Berdasarkan data BPS, konsumsi rumah tangga cenderung flat dengan pertumbuhan 4,95 persen (year on year) dan menurut survei konsumen Bank Indonesia tingkat keyakinan konsumen bulan Juni 2017 cenderung melemah. Josua mengatakan hal itu disebabkan persepsi konsumen terhadap terbatasnya ketersediaan lapangan kerja pada saat ini maupun dalam enam bulan mendatang yang mengalami penurunan.
"Selain itu porsi pendapatan yang digunakan untuk konsumsi juga menunjukkan tren menurun sejak Desember 2016 hingga Juni 2017," ujarnya. Sementara itu, porsi pendapatan yang digunakan untuk tabungan cenderung meningkat.
Peningkatan tabungan itu kata Josua tampak dari peningkatan pertumbuhan dana pihak ketiga (DPK) Mei 2017 yang tercatat 11,18 persen (year on year) dibandingkan April 2017 9,87 persen. Permintaan kredit dilaporkan cenderung masih melemah di mana pertumbuhannya melambat menjadi 8,78 persen (year on year) dari bulan sebelumnya 9,52 persen.
"Menurut saya, masyarakat menunda melakukan konsumsi pada semester I karena ada faktor kenaikan inflasi sejak awal tahun yang diikuti oleh tahun ajaran baru sekolah," katanya. Selain itu, data penjualan otomotif pada kuartal II juga melambat, yaitu penjualan mobil tumbuh 5,6 persen (year on year) dari kuartal sebelumnya 6,2 persen.
Josua menyampaikan yang menarik adalah fakta bahwa konsumsi pemerintah pada kuartal II tahun ini cenderung berkontribusi pada perlambatan. Konsumsi pemerintah pun diharapkan dapat meningkat pada semester II nanti. "Ini seiring dengan pola penyerapan belanja pemerintah yang masih berkonsentrasi pada akhir tahun."

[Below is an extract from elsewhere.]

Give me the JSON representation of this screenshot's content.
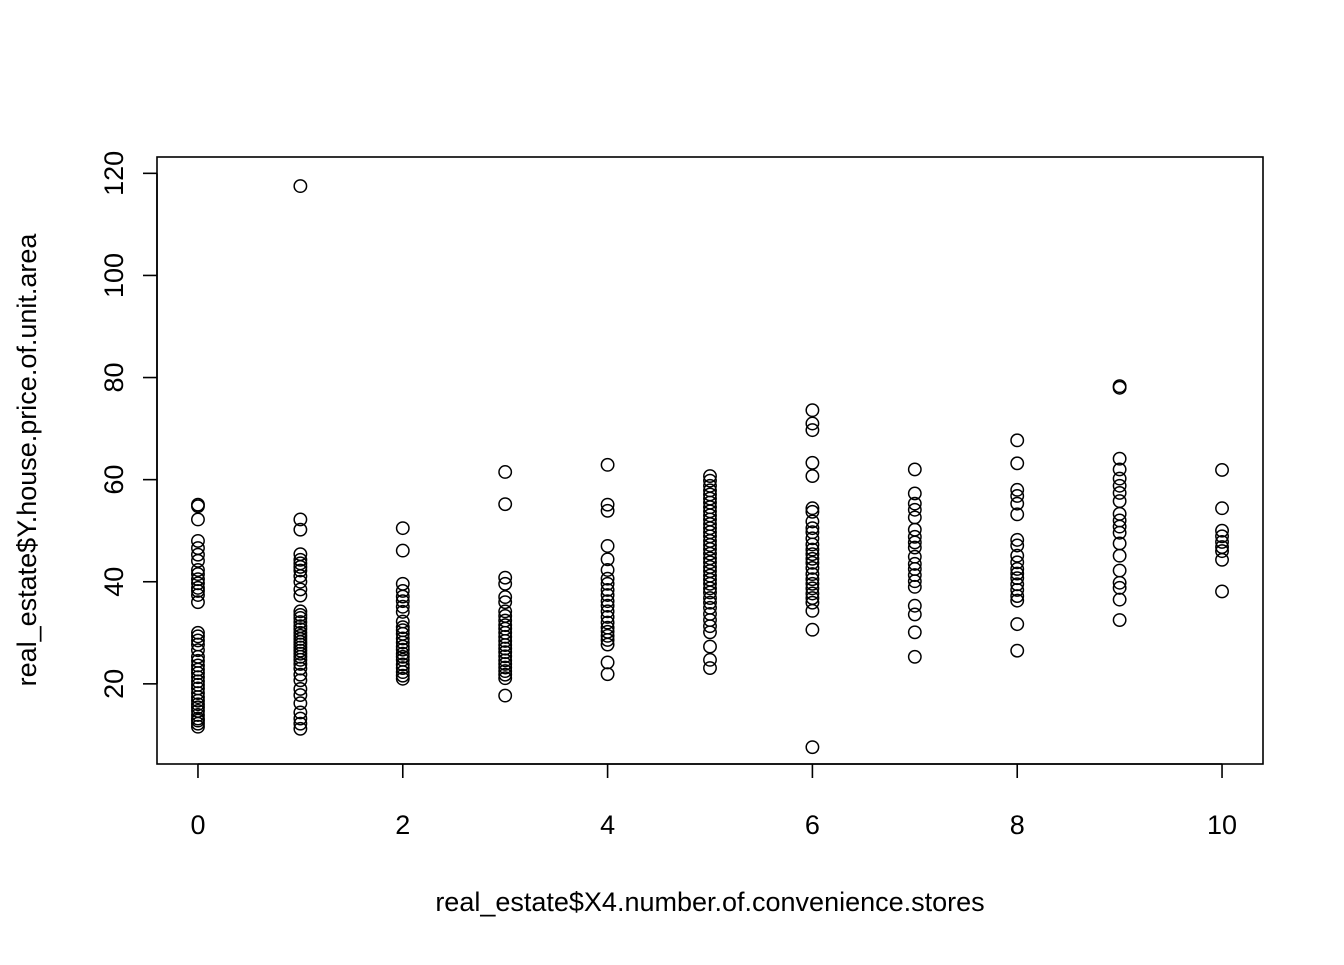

Menurut Josua, tantangan yang dihadapi pemerintah adalah potensi penghematan belanja kementerian/lembaga yaitu seiring dengan potensi tax shortfall pada tahun ini.
"Pemerintah perlu lebih aktif lagi dalam mendorong belanja modal di mana penyerapannya hingga semester I tahun ini masih sangat rendah yaitu kurang dari 30 persen dari target," ujarnya.

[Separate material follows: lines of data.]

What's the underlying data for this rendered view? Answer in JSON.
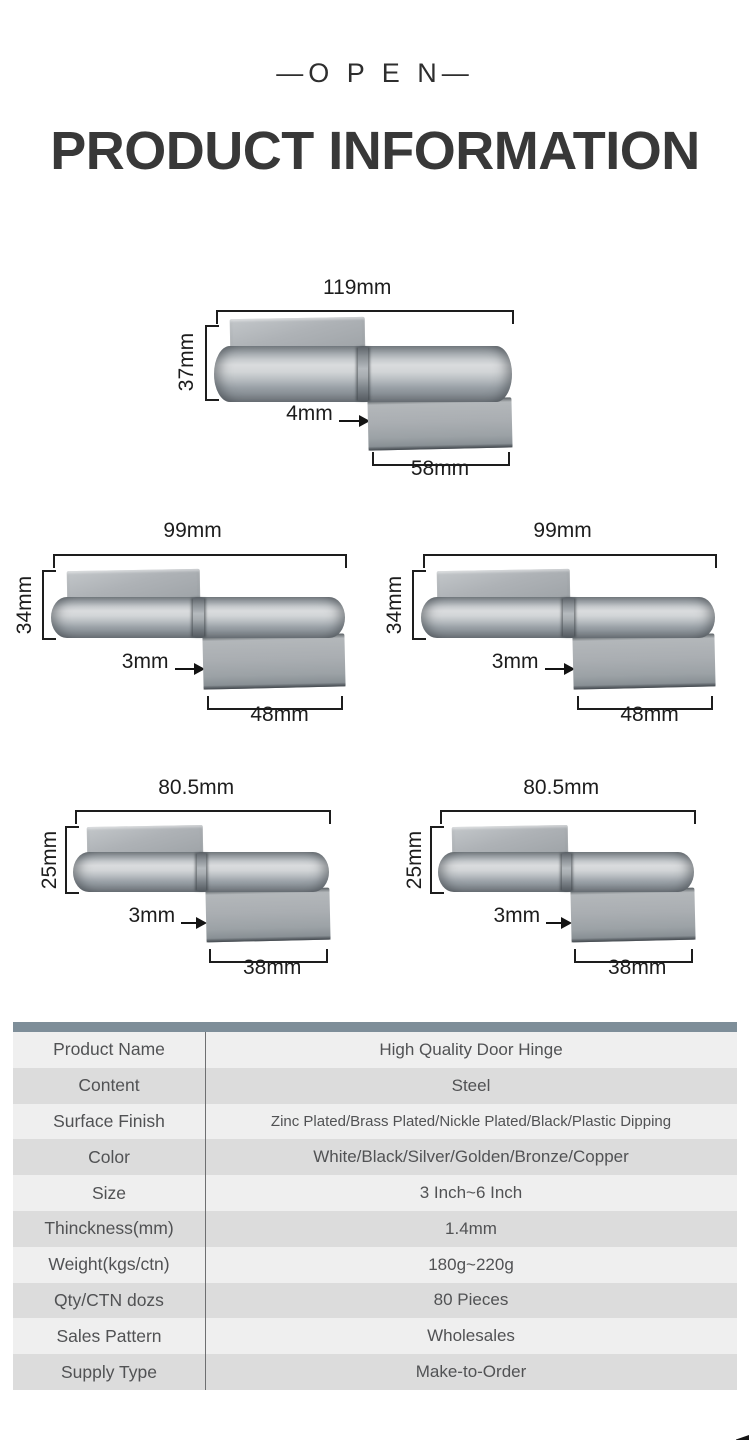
{
  "header": {
    "eyebrow": "—O P E N—",
    "title": "PRODUCT INFORMATION"
  },
  "hinges": [
    {
      "width_label": "119mm",
      "height_label": "37mm",
      "thickness_label": "4mm",
      "leaf_label": "58mm"
    },
    {
      "width_label": "99mm",
      "height_label": "34mm",
      "thickness_label": "3mm",
      "leaf_label": "48mm"
    },
    {
      "width_label": "99mm",
      "height_label": "34mm",
      "thickness_label": "3mm",
      "leaf_label": "48mm"
    },
    {
      "width_label": "80.5mm",
      "height_label": "25mm",
      "thickness_label": "3mm",
      "leaf_label": "38mm"
    },
    {
      "width_label": "80.5mm",
      "height_label": "25mm",
      "thickness_label": "3mm",
      "leaf_label": "38mm"
    }
  ],
  "spec_table": {
    "rows": [
      {
        "label": "Product Name",
        "value": "High Quality Door Hinge"
      },
      {
        "label": "Content",
        "value": "Steel"
      },
      {
        "label": "Surface Finish",
        "value": "Zinc Plated/Brass Plated/Nickle Plated/Black/Plastic Dipping"
      },
      {
        "label": "Color",
        "value": "White/Black/Silver/Golden/Bronze/Copper"
      },
      {
        "label": "Size",
        "value": "3 Inch~6 Inch"
      },
      {
        "label": "Thinckness(mm)",
        "value": "1.4mm"
      },
      {
        "label": "Weight(kgs/ctn)",
        "value": "180g~220g"
      },
      {
        "label": "Qty/CTN dozs",
        "value": "80 Pieces"
      },
      {
        "label": "Sales Pattern",
        "value": "Wholesales"
      },
      {
        "label": "Supply Type",
        "value": "Make-to-Order"
      }
    ]
  },
  "colors": {
    "table_header_bar": "#7e8e99",
    "row_light": "#efefef",
    "row_dark": "#dcdcdc",
    "dimension_ink": "#1d1d1d",
    "table_text": "#515254"
  }
}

Kinerja ekspor juga tercatat BPS melambat pada kuartal II tahun ini. Menurut dia, hal itu terindikasi dari kinerja pertumbuhan ekspor non-migas yang melambat menjadi 6,8 persen (year on year) dari kuartal sebelumnya yang tumbuh 21,8 persen. "Belum stabilnya harga komoditas global serta belum berjalannya hilirisasi industri menyebabkan ketergantuan yang sangat tinggi pada ekspor komoditas mentah."